Most Helpful Customer Reviews
TV newsman and raconteur Ken Davis sums up the last half century of broadcasting, as he went from Sixties rock jock to newsman emeritus. He bursts into his story with his brush with death at the hand of a crazed music producer. He then relates how he got his first big TV scoop, encountering the worst-case scenario of a Hollywood sex goddess in bed. He has no end of up-close meetings with the historic, the celebrated and the infamous, most of them occurring in or around L.A. Ken Davis grew up with TV, and his encounter with just-retired Walter Cronkite, the most trusted man in America, reminds us all of what we used to think of TV news, when men like Cronkite practiced it to inform us of important things, not to maximize profits. Davis has a nose for a story, and it's lucky for readers he followed so many fascinating ones. His reporter's wry wit nails the irony in every scene, whether he's crossing paths with a future president or an active serial killer. And as the title suggests, Davis doesn't spare himself. A terrific memoir.

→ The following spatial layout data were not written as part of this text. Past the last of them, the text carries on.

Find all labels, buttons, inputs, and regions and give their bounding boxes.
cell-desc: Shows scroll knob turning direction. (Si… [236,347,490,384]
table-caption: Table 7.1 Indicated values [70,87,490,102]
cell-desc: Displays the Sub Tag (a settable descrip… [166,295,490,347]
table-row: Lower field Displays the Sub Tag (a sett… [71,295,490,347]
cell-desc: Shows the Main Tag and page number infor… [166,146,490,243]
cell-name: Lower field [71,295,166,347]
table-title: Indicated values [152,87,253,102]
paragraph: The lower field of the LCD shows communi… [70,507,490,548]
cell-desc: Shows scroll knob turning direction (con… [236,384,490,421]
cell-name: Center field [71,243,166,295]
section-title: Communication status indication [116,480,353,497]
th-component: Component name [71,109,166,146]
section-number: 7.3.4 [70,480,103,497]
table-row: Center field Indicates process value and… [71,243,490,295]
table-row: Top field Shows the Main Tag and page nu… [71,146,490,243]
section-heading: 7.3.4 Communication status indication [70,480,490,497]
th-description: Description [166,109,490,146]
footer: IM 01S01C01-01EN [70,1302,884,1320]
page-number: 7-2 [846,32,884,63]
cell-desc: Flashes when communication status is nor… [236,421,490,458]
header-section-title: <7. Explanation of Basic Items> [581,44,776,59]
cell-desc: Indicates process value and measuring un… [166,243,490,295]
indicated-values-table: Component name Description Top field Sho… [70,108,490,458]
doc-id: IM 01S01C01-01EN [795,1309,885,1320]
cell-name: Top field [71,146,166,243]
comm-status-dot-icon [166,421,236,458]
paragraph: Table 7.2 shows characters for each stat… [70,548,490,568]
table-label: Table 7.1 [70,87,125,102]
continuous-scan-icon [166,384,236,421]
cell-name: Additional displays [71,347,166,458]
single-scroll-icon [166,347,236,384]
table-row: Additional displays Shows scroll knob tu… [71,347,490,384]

A humorous and interesting read for aspiring journalists, and news media buffs alike! Davis takes readers behind-the-scenes of broadcast by sharing highlights and lowlights of his forty-years in the business. The story flows conversationally, with Davis consistently referencing his career as his "mistress." Though illustrated with many celebrity encounters, tight scrapes, and exotic travels, the heart of the book lies in the emotional impact of the industry on Davis. His account of the rise and "fall" of certain media challenges readers to ethically question today's industry portrayal of hard news, while also packing unbelievable anecdotes.